Il cammino della ricerca interiore non è affatto facile. Caparezza lo descrive come una vera e propria trivellazione: egli scava dentro di sé così tanto che schizza petrolio. Il petrolio definisce la profondità di questa penetrazione nel proprio io. Trovatosi davanti a sé stesso, l’autore si pone di fronte al proprio passato, tra senso di colpa (“Mea culpa“) e un perdono che si auto-concede (“Ego me absolvo“).
Fuori di me, exuvia, spiego le ali, au revoir
Scoprirsi e non riconoscersi
L’indagine interiore porta ad un risultato: la vecchia vita, la vecchia forma, è lì e l’autore non si riconosce più in essa. “Guardo i video che ho fatto, ho la voce e l’aspetto di un altro […] Quello che è stato l’ho già silurato”. Immagino Michele Salvemini (il nome anagrafico di Caparezza) guardarsi allo specchio come il Vitangelo Moscarda di Pirandello, e scoprirsi diverso: scoprirsi frammentato, uno, nessuno e centomila, e non più uguale a ciò che era. Questo non corrisponde, tuttavia, a una damnatio memoriae. L’autore non vuole condannare ciò che è stato, prende solo atto di non corrispondere più a quella immagine di sé stesso, in continua evoluzione.

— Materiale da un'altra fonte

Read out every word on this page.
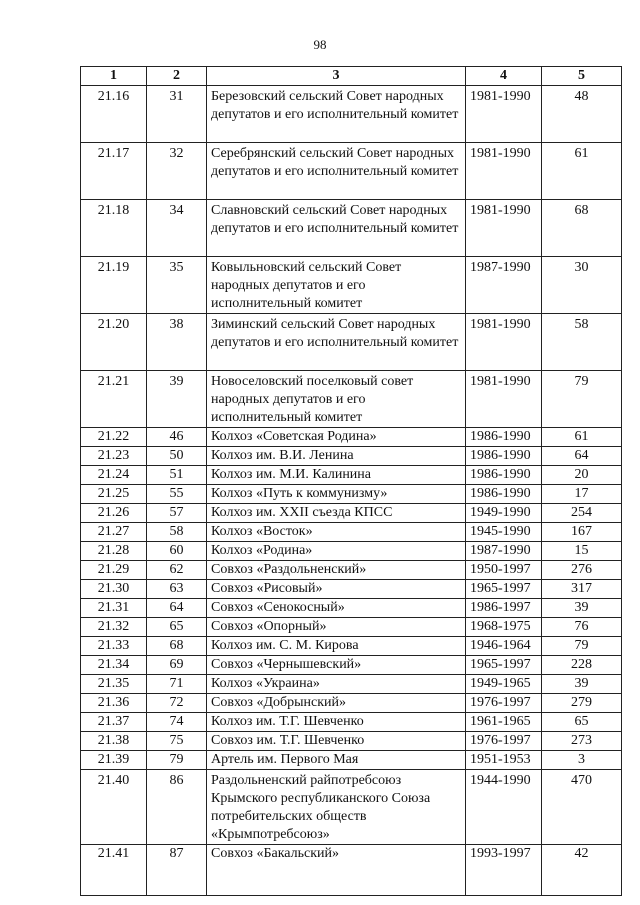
98
1	2	3	4	5
21.16	31	Березовский сельский Совет народных депутатов и его исполнительный комитет	1981-1990	48
21.17	32	Серебрянский сельский Совет народных депутатов и его исполнительный комитет	1981-1990	61
21.18	34	Славновский сельский Совет народных депутатов и его исполнительный комитет	1981-1990	68
21.19	35	Ковыльновский сельский Совет народных депутатов и его исполнительный комитет	1987-1990	30
21.20	38	Зиминский сельский Совет народных депутатов и его исполнительный комитет	1981-1990	58
21.21	39	Новоселовский поселковый совет народных депутатов и его исполнительный комитет	1981-1990	79
21.22	46	Колхоз «Советская Родина»	1986-1990	61
21.23	50	Колхоз им. В.И. Ленина	1986-1990	64
21.24	51	Колхоз им. М.И. Калинина	1986-1990	20
21.25	55	Колхоз «Путь к коммунизму»	1986-1990	17
21.26	57	Колхоз им. XXII съезда КПСС	1949-1990	254
21.27	58	Колхоз «Восток»	1945-1990	167
21.28	60	Колхоз «Родина»	1987-1990	15
21.29	62	Совхоз «Раздольненский»	1950-1997	276
21.30	63	Совхоз «Рисовый»	1965-1997	317
21.31	64	Совхоз «Сенокосный»	1986-1997	39
21.32	65	Совхоз «Опорный»	1968-1975	76
21.33	68	Колхоз им. С. М. Кирова	1946-1964	79
21.34	69	Совхоз «Чернышевский»	1965-1997	228
21.35	71	Колхоз «Украина»	1949-1965	39
21.36	72	Совхоз «Добрынский»	1976-1997	279
21.37	74	Колхоз им. Т.Г. Шевченко	1961-1965	65
21.38	75	Совхоз им. Т.Г. Шевченко	1976-1997	273
21.39	79	Артель им. Первого Мая	1951-1953	3
21.40	86	Раздольненский райпотребсоюз Крымского республиканского Союза потребительских обществ «Крымпотребсоюз»	1944-1990	470
21.41	87	Совхоз «Бакальский»	1993-1997	42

Non dimentico le radici perché tengo alle mie radici
ma ci ritornerò quando sarò inumato
Scoprirsi nella rinascita
La scoperta di non essere ciò che si era porta alla consapevolezza di essere qualcosa di nuovo. Exuvia è metamorfosi, è rinascita. Nel percorso rappresentato da questo album, ci sono diversi momenti significativi, come la canzone La Scelta, che sembrano suggerire che l’autore abbia trovato una forma nuova entro cui crescere. Possiamo immaginare che il suo vitalismo, probabilmente, lo costringerà ad uscire anche da quella forma, in futuro, ma per il momento può dire di essere:
contento della scelta che ho fatto
nemmeno un rimorso, nemmeno un rimpianto
Sì, sono contento, che bella scoperta
non serve nient’altro che fare una scelta.
Il cambiamento è una regola della vita terrestre. Il cambiamento può essere totale, radicale come per un bruco che diventa farfalla. La crescita è mutazione, cambiamento. Quindi sembrerebbe tutto naturale, anzi coerente con la natura delle cose di questa vita, di questa esistenza terrestre. Infatti tutto muta, dagli esseri viventi a tutto ciò che non è vivente, come i paesaggi, le montagne, i paesaggi fino a ciò che mai è uguale a se stesso come il mare.
Tale attitudine al cambiamento è naturale, originale ma spesso spaventa, turba, inquieta fino ad essere rifiutata (e quindi vai di botulino!).
Forse tale paura fa da contro altare ad un allontanamento dalla natura che noi, esseri umani del 2000, abbiamo sviluppato. Quando il mutamento arriva quindi o si rifiuta ostinandosi, irrigidendosi in modo marmoreo, opponendosi con tutto se stessi, deformando cosi la propria natura oppure, più saggiamente, si accetta.
Infine credo che l’accettazione non debba passare indifferente, scontata ma debba essere sentita, vissuta, decantata e festeggiata!
Quindi ben venga un album per descriverla….quindi grazie per la riflessione, dell’ultima opera di un grande autore che…..che viene dalla luna!
p.s. Nella trattazione letterale mi piace da sempre riflettere sulla figura dei nani che venerano un Dio fabbro e scultore, che venerano la roccia granitica ed il ferro per la sua immutabilità, resistenza alla mutazione. E come questa visione deformi i nani, la loro visone del mondo, da cui rifugeranno nel sottosuolo.